No es fácil la relación entre feminismo y democracia, que hoy tiene que adaptarse a unas sociedades muy plurales, atravesadas por grandes desigualdades económicas y con tradiciones culturales históricamente antagónicas

Manifestación feminista en Madrid
Manifestación estudiantil feminista por el 8-M frente al Ministerio de Justicia, el pasado 8 de marzo en Madrid.Lucia Pardo

El feminismo se ha puesto de moda. Pero no puede ser una moda. Un conjunto de eslóganes repetidos en las manifestaciones y las redes sociales. Un ingrediente que se añade para hacer ver que se está al día. Tampoco es una secta en la que se participa proclamando “soy feminista” y te expulsan si no repites esta u otras jaculatorias, o cuestionas preguntas y respuestas aceptadas, o te censuran si no hablas en femenino plural o según normas de “paridad de género” reconocidas por la ONU y otros organismos internacionales.

El feminismo es libertad de pensamiento y de acción para no supeditarse a las distintas manifestaciones del patriarcado. Y un movimiento social que reivindica la igualdad de derechos entre mujeres y hombres y mucho más. Porque resquebraja esa “estructura de larga duración”, como diría Fernand Braudel, en que se fundamentan todas las violencias y desigualdades. Por eso han defraudado las querellas entre las feministas, que se han manifestado entre los socios de este Gobierno, que se ha proclamado el más feminista de la democracia, y con las que se definen “radicales”. Y exigen una reflexión profunda.

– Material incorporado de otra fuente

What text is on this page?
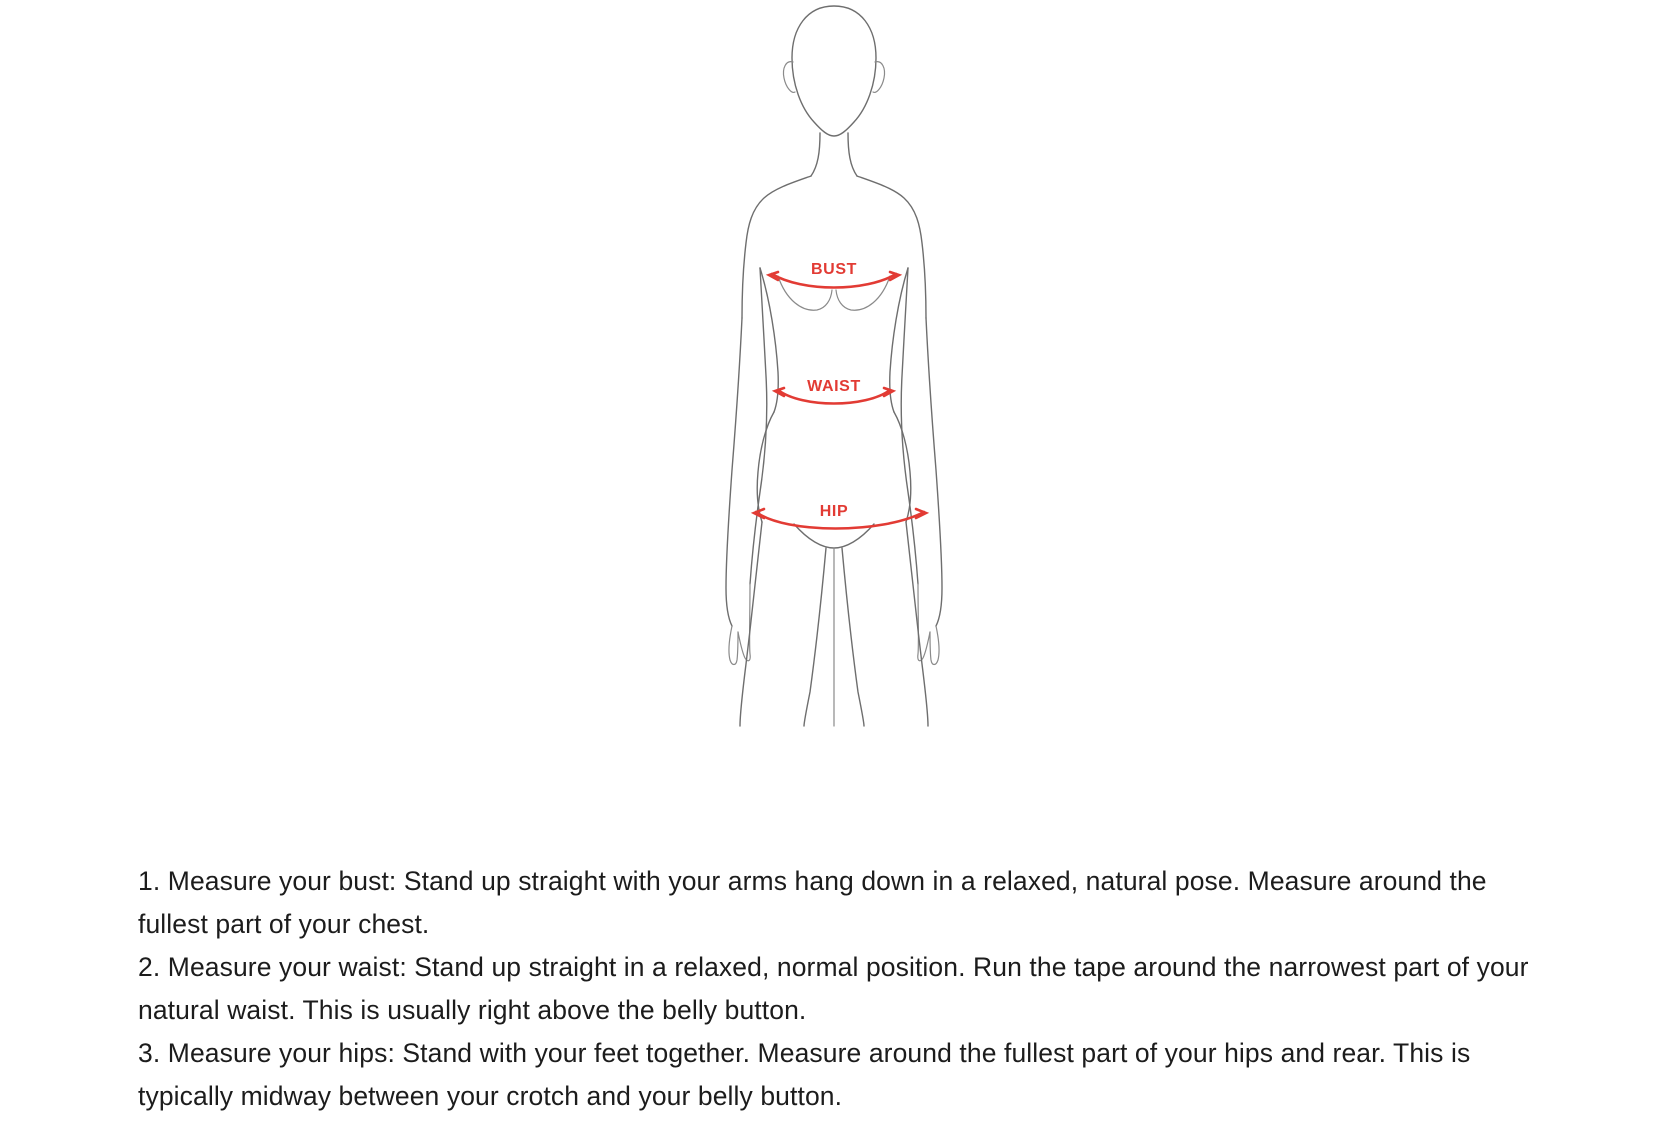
BUST
WAIST
HIP

1. Measure your bust: Stand up straight with your arms hang down in a relaxed, natural pose. Measure around the fullest part of your chest.

2. Measure your waist: Stand up straight in a relaxed, normal position. Run the tape around the narrowest part of your natural waist. This is usually right above the belly button.

3. Measure your hips: Stand with your feet together. Measure around the fullest part of your hips and rear. This is typically midway between your crotch and your belly button.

La relación entre feminismo y democracia no es fácil. Porque la democracia, tal como se formuló en Grecia y Roma, en Estados Unidos y en los Estados nacionales europeos, primero solo reconoció como “ciudadanos” a una minoría de varones adultos miembros de los ejércitos que acumulaban patrimonios. En el siglo XX el feminismo consiguió ampliar el derecho de voto al conjunto de hombres y mujeres, y enriqueció, así, una democracia que hoy se ha de adaptar a unas sociedades muy plurales, atravesadas por grandes desigualdades económicas y con tradiciones culturales históricamente antagónicas. En consecuencia, no se puede restringir a reivindicaciones específicas. Ni encubrirlas con el anglicismo género.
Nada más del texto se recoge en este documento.